Two variants were nominally associated with several indices; for rs10947789 (KCNK5), the adjusted geometric mean was 2% higher for MPV (95% confidence interval: 1-2%, p=0.002), 6% for IPC (0-12%, p=0.033), and 9% for IPF (3-16%, p=0.004) per CAD risk allele. Moreover, an 11% lower TPO (3-19%, p=0.010) was observed. Rs3184504 (SH2B3) was associated with a higher adjusted geometric mean of 3% (1-6%, p=0.003) per CAD risk allele for PC, and an 11% (5-17%, p<0.001) lower TPO. Furthermore, the adjusted IPC was 5% (0-9%, p=0.037) lower per CAD risk allele for PC, whereas IPF levels did not vary across genotypes.

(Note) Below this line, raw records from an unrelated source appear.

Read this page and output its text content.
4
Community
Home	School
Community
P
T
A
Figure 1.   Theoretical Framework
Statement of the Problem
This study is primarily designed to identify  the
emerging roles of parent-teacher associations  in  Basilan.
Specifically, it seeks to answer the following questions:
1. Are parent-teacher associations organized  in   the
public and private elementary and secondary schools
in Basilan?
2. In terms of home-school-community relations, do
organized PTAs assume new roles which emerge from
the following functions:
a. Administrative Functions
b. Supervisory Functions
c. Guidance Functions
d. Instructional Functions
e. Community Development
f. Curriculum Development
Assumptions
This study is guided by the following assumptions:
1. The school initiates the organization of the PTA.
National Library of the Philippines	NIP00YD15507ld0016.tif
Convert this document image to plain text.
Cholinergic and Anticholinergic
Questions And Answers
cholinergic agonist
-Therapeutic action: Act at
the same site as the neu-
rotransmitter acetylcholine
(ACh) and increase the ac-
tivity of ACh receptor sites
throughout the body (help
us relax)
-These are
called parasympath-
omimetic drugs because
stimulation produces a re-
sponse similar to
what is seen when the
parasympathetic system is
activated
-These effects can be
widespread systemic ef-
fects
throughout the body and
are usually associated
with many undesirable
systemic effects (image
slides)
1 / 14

As a novel finding, our study suggests a role for KCNK5 in the regulation of platelet size and maturity. Furthermore, our findings confirm an association between the SH2B3-locus and platelet count.
在最近的全基因组关联研究中,冠状动脉疾病(CAD)和心肌梗死(MI)与许多遗传变异有关,但它们在血小板生成中的作用在很大程度上尚不清楚。
我们研究了 CAD 和 MI 相关遗传变异与五个血小板生成相关指标之间的关系:血小板计数(PC)、平均血小板体积(MPV)、未成熟血小板计数(IPC)、未成熟血小板分数(IPF)和血清血小板生成素(TPO)。
我们在 879 名稳定型 CAD 患者中对 45 个全基因组范围内与 CAD/MI 相关的标志物进行了基因分型。计算遗传风险评分以评估与所有遗传变异相关的综合风险。使用希森美康 XE-2100 血液分析仪分析血小板指数。通过 ELISA 测量 TPO。
有两个变异与多个指标有显著关联;对于 rs10947789(KCNK5),每一个 CAD 风险等位基因,MPV 的调整后几何均值增加 2%(95%置信区间:1-2%,p=0.002),IPC 增加 6%(0-12%,p=0.033),IPF 增加 9%(3-16%,p=0.004)。此外,观察到 TPO 降低 11%(3-19%,p=0.010)。rs3184504(SH2B3)与 PC 每一个 CAD 风险等位基因的调整后几何均值增加 3%(1-6%,p=0.003)相关,TPO 降低 11%(5-17%,p<0.001)。此外,PC 每一个 CAD 风险等位基因的调整后 IPC 降低 5%(0-9%,p=0.037),而基因型之间的 IPF 水平没有差异。
作为一项新发现,我们的研究表明 KCNK5 在调节血小板大小和成熟度方面发挥作用。此外,我们的研究结果证实了 SH2B3 基因座与血小板计数之间的关联。